ブラックロックのMeta関連エルパソ・データセンター資金調達、旺盛な需要で条件改善

ブラックロックのMeta関連エルパソ・データセンター資金調達、旺盛な需要で条件改善

Metaの約140億ドル規模・1ギガワットのエルパソ計画は、ウォール街が支えるAIインフラへの広範なシフトの一環であり、ブラックロックは80%の持ち分取得を予定し、稼働能力は2028年に立ち上がる見通しである。

ファクトチェック
この主張の各要素は裏付けられている。Metaとブラックロックの公式PR Newswireリリースは、両社が支援するエルパソの1GWプロジェクトについて、総開発費が約140億ドル、稼働開始は2028年、出資構成はブラックロックの資金が80%、Metaが20%、債務は約125億ドルであることを確認している。Bloombergは、エルパソ・プロジェクト向けの125億5000万ドルの起債案件を確認している。The Business Timesは、受注額がおよそ200億ドルで、1.6倍のオーバーサブスクライブとなったことを確認している。『強い需要』との主張の表現はやや誇張気味であり、Business Timesはディールがタイト化しなかった『軟調な受け止め』と表現しているが、受注額が約200億ドルという点自体は正確である。
要約

Metaのテキサス州エルパソのデータセンタープロジェクトに連動するブラックロックの125億5000万ドルの投資適格債による資金調達は、約200億ドルの注文を集めたことを受け、月曜早朝の取引でスプレッドが縮小した。債券は利回り7.534%、米国債に対して287.5ベーシスポイント上乗せで発行され、その後は約260ベーシスポイントで取引された。プロジェクト全体では、2028年の能力立ち上げを見込む1ギガワット施設の開発費として約140億ドルを要し、Metaが23億ドル相当の資産を拠出し、ブラックロックがクロージング時に49億ドルの現金を提供する。ブラックロックは同プロジェクトの80%の持ち分を取得する予定で、ウォール街の企業がAIインフラの主要な資金供給者になりつつあることを浮き彫りにしている。Metaはこれ以前にも同様の仕組みを活用しており、10月にはルイジアナ州リッチランド・パリッシュのHyperion AIデータセンターキャンパスを巡りBlue Owl Capitalと契約を締結した。

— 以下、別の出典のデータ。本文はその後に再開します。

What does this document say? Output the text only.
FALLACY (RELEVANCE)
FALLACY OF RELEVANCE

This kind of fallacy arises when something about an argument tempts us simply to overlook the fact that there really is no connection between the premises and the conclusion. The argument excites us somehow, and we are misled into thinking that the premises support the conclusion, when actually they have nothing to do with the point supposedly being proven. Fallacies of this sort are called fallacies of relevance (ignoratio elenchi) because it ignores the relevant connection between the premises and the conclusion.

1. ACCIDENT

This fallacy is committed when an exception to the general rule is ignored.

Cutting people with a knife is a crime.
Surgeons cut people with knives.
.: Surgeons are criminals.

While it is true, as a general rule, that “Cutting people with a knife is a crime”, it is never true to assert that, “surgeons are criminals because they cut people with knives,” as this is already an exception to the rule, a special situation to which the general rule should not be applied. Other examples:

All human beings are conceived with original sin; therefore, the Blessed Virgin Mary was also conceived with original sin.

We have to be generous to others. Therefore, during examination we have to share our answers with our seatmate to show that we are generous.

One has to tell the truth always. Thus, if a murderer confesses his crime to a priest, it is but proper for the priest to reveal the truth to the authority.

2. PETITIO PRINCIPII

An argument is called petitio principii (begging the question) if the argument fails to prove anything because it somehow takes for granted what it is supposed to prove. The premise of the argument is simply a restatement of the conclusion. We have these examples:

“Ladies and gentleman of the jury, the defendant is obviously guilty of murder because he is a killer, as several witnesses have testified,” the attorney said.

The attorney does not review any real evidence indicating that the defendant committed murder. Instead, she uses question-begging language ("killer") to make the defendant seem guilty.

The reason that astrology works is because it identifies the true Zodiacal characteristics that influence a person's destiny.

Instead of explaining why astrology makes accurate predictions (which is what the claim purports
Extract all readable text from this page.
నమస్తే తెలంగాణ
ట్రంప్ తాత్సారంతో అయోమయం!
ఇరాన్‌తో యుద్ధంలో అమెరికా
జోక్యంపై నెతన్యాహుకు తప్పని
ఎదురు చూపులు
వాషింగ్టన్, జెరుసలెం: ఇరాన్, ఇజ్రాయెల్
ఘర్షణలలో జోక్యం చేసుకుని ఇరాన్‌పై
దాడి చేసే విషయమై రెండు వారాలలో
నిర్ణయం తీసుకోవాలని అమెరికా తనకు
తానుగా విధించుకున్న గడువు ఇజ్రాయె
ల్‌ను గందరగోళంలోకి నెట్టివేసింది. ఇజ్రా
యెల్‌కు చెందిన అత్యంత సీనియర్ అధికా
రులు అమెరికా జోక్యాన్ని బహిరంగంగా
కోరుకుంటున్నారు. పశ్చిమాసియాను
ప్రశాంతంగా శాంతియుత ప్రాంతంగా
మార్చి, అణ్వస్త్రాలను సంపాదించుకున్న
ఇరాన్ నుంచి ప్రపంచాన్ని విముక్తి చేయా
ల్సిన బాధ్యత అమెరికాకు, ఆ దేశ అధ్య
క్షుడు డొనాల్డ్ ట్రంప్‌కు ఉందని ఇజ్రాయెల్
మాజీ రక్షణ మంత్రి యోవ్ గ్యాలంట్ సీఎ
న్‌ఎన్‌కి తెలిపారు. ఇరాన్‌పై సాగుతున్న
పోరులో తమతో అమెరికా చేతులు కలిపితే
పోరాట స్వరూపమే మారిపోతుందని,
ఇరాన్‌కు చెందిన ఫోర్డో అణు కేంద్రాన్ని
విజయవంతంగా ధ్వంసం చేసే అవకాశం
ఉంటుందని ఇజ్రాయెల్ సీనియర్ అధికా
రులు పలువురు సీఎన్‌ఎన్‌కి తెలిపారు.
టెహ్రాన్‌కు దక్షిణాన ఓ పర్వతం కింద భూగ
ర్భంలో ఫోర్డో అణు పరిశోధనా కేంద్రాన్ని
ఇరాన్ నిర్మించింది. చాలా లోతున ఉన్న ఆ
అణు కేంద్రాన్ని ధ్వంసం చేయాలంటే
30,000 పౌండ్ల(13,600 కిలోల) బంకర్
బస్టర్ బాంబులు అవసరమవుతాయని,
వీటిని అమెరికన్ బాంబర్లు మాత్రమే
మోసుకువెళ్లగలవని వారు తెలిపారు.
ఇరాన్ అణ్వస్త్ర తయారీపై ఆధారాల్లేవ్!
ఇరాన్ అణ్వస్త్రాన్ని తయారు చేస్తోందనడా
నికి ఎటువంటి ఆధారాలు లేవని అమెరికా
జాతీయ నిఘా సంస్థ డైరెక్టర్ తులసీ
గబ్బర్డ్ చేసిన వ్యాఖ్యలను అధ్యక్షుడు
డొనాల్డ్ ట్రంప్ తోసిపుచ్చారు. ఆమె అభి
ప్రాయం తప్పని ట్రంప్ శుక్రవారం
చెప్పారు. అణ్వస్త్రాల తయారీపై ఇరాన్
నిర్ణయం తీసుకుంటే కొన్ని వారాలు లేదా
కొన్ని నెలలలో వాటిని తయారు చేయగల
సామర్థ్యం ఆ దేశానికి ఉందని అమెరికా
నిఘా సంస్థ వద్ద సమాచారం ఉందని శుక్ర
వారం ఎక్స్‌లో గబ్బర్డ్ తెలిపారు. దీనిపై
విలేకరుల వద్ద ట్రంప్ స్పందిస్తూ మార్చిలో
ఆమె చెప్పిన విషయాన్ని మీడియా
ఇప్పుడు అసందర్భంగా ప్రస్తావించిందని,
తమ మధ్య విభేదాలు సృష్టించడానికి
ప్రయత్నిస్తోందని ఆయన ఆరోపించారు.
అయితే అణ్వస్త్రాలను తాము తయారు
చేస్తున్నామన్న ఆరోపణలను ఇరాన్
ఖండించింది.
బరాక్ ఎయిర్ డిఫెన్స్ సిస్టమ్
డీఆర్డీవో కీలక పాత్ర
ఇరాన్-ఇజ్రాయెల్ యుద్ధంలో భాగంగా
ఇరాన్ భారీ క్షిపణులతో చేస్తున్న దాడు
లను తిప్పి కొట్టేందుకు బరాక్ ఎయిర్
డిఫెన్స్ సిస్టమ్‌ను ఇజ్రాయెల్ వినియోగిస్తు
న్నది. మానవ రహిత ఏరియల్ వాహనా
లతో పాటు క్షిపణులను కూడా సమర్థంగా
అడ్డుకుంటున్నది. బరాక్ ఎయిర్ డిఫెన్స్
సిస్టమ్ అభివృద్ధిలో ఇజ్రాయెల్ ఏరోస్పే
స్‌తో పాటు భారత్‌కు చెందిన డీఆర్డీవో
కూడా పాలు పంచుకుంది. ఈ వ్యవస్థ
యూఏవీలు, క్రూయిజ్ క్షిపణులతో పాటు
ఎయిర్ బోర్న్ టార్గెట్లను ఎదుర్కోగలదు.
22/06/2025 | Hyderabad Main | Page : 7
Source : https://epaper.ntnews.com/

この案件では、Blue Owlのファンドが80%の持ち分と引き換えに約30億ドルを直接投資し、Beignet Investorと呼ばれる特別目的保有会社が設立され、約270億ドルのプロジェクト債を発行した。

用語解説
  • 投資適格債: 一般に投機的等級の債券よりもデフォルトリスクが低いと見なされる格付けの債務。
  • ベーシスポイント: 1パーセントポイントの100分の1に相当する単位で、利回りスプレッドや金利変動の説明によく用いられる。
  • 特別目的保有会社: 特定の取引や資産のために設立される法的主体で、プロジェクトの保有やそれに紐づく資金調達の発行に用いられることが多い。